= Velia gens =

Ancient Roman family

The gens Velia was a minor plebeian family at ancient Rome. Members of this gens are first mentioned in the latter part of the first century AD. The first of the Velii to obtain the consulship was Decimus Velius Fidus in AD 144.

==Origin==
The Velii share their nomen with the Velian Hill, a spur of the Palatine in the heart of Rome, and also with the town of Velia in Lucania. Since the Velii are not mentioned until imperial times, they may have come from and taken their name from the town, which received the Roman franchise under the lex Julia of 90 BC.
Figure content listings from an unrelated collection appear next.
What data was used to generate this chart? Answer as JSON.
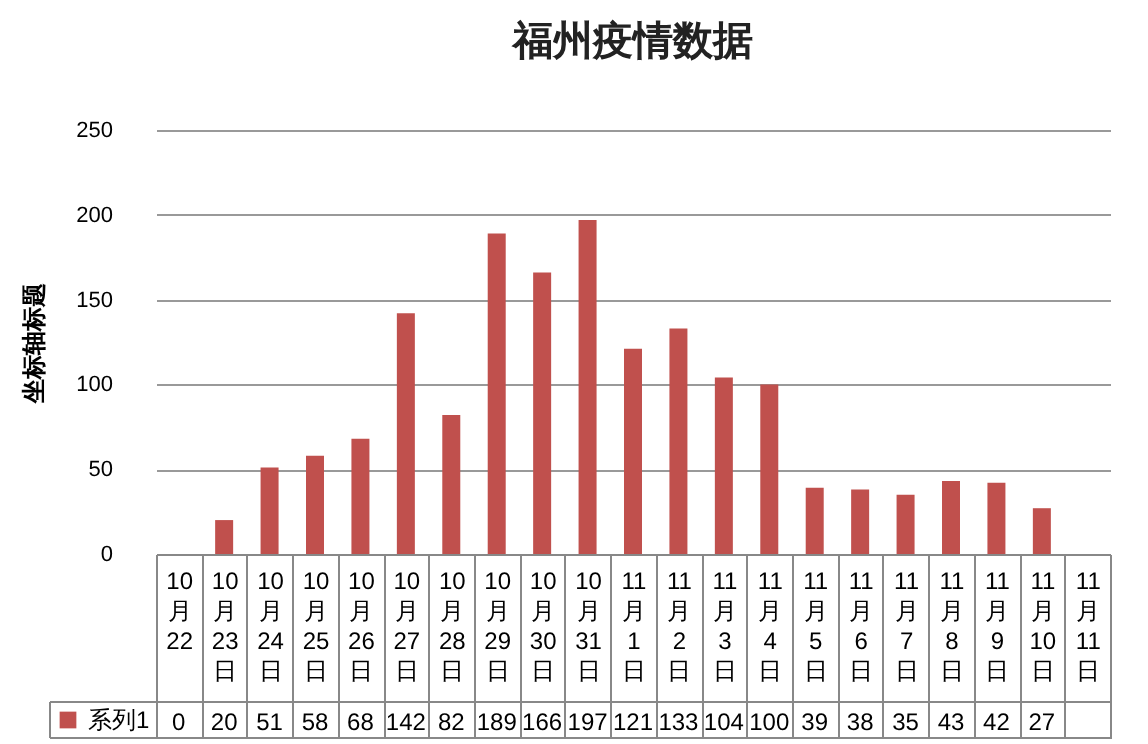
{
  "chart_data": {
    "type": "bar",
    "title": "福州疫情数据",
    "ylabel": "坐标轴标题",
    "categories": [
      "10月22",
      "10月23日",
      "10月24日",
      "10月25日",
      "10月26日",
      "10月27日",
      "10月28日",
      "10月29日",
      "10月30日",
      "10月31日",
      "11月1日",
      "11月2日",
      "11月3日",
      "11月4日",
      "11月5日",
      "11月6日",
      "11月7日",
      "11月8日",
      "11月9日",
      "11月10日",
      "11月11日"
    ],
    "series": [
      {
        "name": "系列1",
        "color": "#c0504d",
        "values": [
          0,
          20,
          51,
          58,
          68,
          142,
          82,
          189,
          166,
          197,
          121,
          133,
          104,
          100,
          39,
          38,
          35,
          43,
          42,
          27,
          null
        ]
      }
    ],
    "ylim": [
      0,
      250
    ],
    "yticks": [
      0,
      50,
      100,
      150,
      200,
      250
    ],
    "grid": "y",
    "legend": "bottom left",
    "data_labels": true
  }
}
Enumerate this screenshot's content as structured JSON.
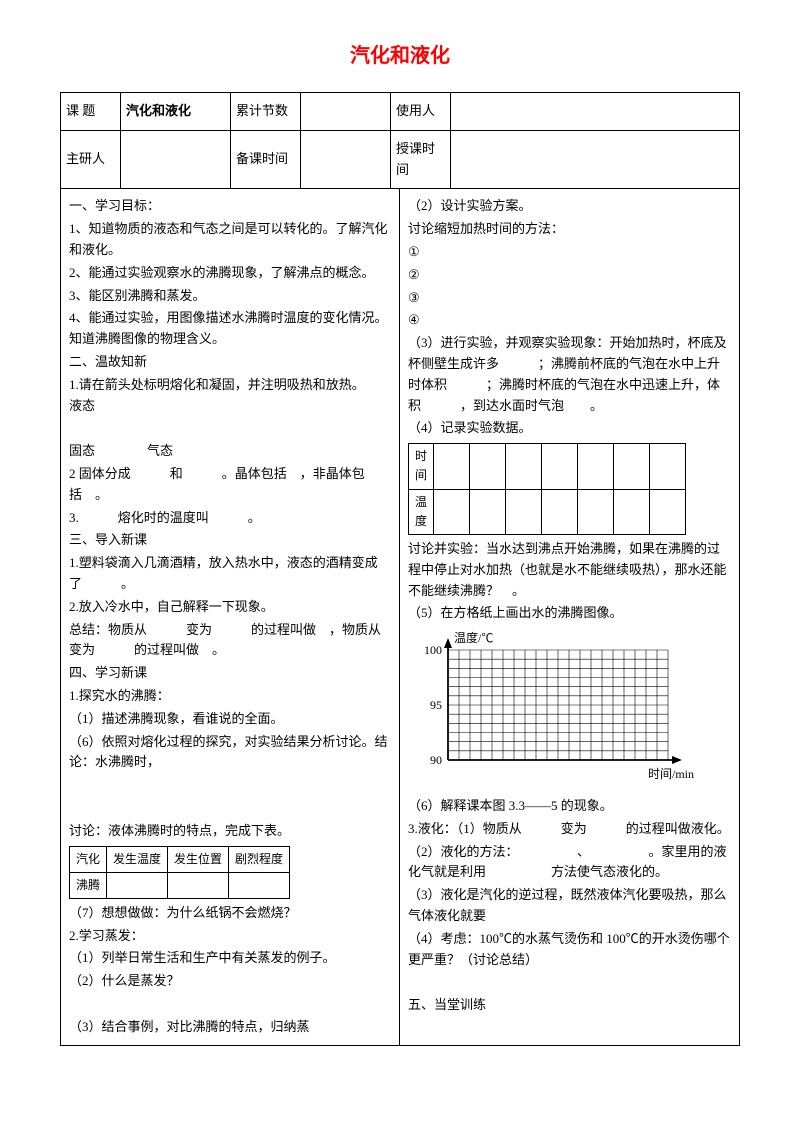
{
  "title": "汽化和液化",
  "header": {
    "topic_label": "课 题",
    "topic_value": "汽化和液化",
    "count_label": "累计节数",
    "count_value": "",
    "user_label": "使用人",
    "user_value": "",
    "researcher_label": "主研人",
    "researcher_value": "",
    "preptime_label": "备课时间",
    "preptime_value": "",
    "teachtime_label": "授课时间",
    "teachtime_value": ""
  },
  "left": {
    "s1_title": "一、学习目标：",
    "s1_1": "1、知道物质的液态和气态之间是可以转化的。了解汽化和液化。",
    "s1_2": "2、能通过实验观察水的沸腾现象，了解沸点的概念。",
    "s1_3": "3、能区别沸腾和蒸发。",
    "s1_4": "4、能通过实验，用图像描述水沸腾时温度的变化情况。知道沸腾图像的物理含义。",
    "s2_title": "二、温故知新",
    "s2_1": "1.请在箭头处标明熔化和凝固，并注明吸热和放热。　　液态",
    "s2_blank": "",
    "s2_2": "固态　　　　气态",
    "s2_3": "2 固体分成　　　和　　　。晶体包括　，非晶体包括　。",
    "s2_4": "3.　　　熔化时的温度叫　　　。",
    "s3_title": "三、导入新课",
    "s3_1": "1.塑料袋滴入几滴酒精，放入热水中，液态的酒精变成了　　　。",
    "s3_2": "2.放入冷水中，自己解释一下现象。",
    "s3_3": "总结：物质从　　　变为　　　的过程叫做　，物质从　　　变为　　　的过程叫做　。",
    "s4_title": "四、学习新课",
    "s4_1": "1.探究水的沸腾：",
    "s4_1_1": "（1）描述沸腾现象，看谁说的全面。",
    "s4_1_6": "（6）依照对熔化过程的探究，对实验结果分析讨论。结论：水沸腾时，",
    "s4_discuss": "讨论：液体沸腾时的特点，完成下表。",
    "table1": {
      "h1": "汽化",
      "h2": "发生温度",
      "h3": "发生位置",
      "h4": "剧烈程度",
      "r1": "沸腾"
    },
    "s4_7": "（7）想想做做：为什么纸锅不会燃烧？",
    "s4_2": "2.学习蒸发：",
    "s4_2_1": "（1）列举日常生活和生产中有关蒸发的例子。",
    "s4_2_2": "（2）什么是蒸发？",
    "s4_2_3": "（3）结合事例，对比沸腾的特点，归纳蒸"
  },
  "right": {
    "r2": "（2）设计实验方案。",
    "r2_discuss": "讨论缩短加热时间的方法：",
    "r2_1": "①",
    "r2_2": "②",
    "r2_3": "③",
    "r2_4": "④",
    "r3": "（3）进行实验，并观察实验现象：开始加热时，杯底及杯侧壁生成许多　　　；沸腾前杯底的气泡在水中上升时体积　　　；沸腾时杯底的气泡在水中迅速上升，体积　　　，到达水面时气泡　　。",
    "r4": "（4）记录实验数据。",
    "data_table": {
      "row1": "时间",
      "row2": "温度"
    },
    "r4_discuss": "讨论并实验：当水达到沸点开始沸腾，如果在沸腾的过程中停止对水加热（也就是水不能继续吸热），那水还能不能继续沸腾？　。",
    "r5": "（5）在方格纸上画出水的沸腾图像。",
    "chart": {
      "ylabel": "温度/℃",
      "xlabel": "时间/min",
      "y_ticks": [
        "100",
        "95",
        "90"
      ],
      "y_min": 90,
      "y_max": 100,
      "grid_cols": 20,
      "grid_rows": 12,
      "grid_color": "#000000",
      "bg": "#ffffff"
    },
    "r6": "（6）解释课本图 3.3——5 的现象。",
    "r_3": "3.液化：（1）物质从　　　变为　　　的过程叫做液化。",
    "r_3_2": "（2）液化的方法：　　　　　、　　　　　。家里用的液化气就是利用　　　　　方法使气态液化的。",
    "r_3_3": "（3）液化是汽化的逆过程，既然液体汽化要吸热，那么气体液化就要",
    "r_3_4": "（4）考虑：100℃的水蒸气烫伤和 100℃的开水烫伤哪个更严重？（讨论总结）",
    "r_5": "五、当堂训练"
  }
}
==Branches and cognomina==
The only distinct family of the Velii bore the cognomen Rufus, "red", one of a large class of surnames deriving from a person's physical appearance. This cognomen would probably have been given to an ancestor of the Velii who had red hair. The other cognomina borne by the Velii appear to have been personal surnames, including Celer, swift, Fidus, faithful, and Longus, tall, alluding to the traits or characteristics of an individual, while Senex refers to an old man, and Cerealis, a devotee of Ceres, the goddess of the harvest, or to the grain with which she was associated.

==Members==

- Gaius Velius, an aedile, named in an inscription from Praeneste, dating between AD 14 and 16.
- Velius Cerealis or Cerialis, a friend of Pliny the Younger, addressed in two of his letters.
- Velius Paulus, proconsul of Bithynia and Pontus from AD 79 to 80.
- Velius Longus, a Latin grammarian who may have flourished during the reign of Trajan or Hadrian. He was the author of De Orthographia, which still exists, and of a commentary on the Aeneid.
- Velius Celer, a grammarian who lived in the time of Hadrian.
- Decimus Velius Fidus, consul suffectus toward the end of AD 144, and governor of an unidentified province, perhaps Syria, circa 150. He is probably the same as the pontifex Velius Fidus mentioned in an inscription dating to 155.
- Velius Cornificius Gordianus, consul suffectus in September, AD 275.
- Velia Pumidia Maximilla, wife of the senator Aurelius Propinquus, buried at Nepete in Etruria.

===Velii Rufi===
- Gaius Velius Rufus, procurator of Pannonia and Dalmatia between circa AD 90 and the beginning of 93.
- Velius Rufus Senex, a correspondent of Marcus Cornelius Fronto, and perhaps the father of Decimus Velius Rufus Julianus, the consul of AD 178.
- Decimus Velius Rufus Julianus, consul in AD 178, was one of those eminent men put to death without cause by Commodus circa 183, after the discovery of a plot to assassinate him.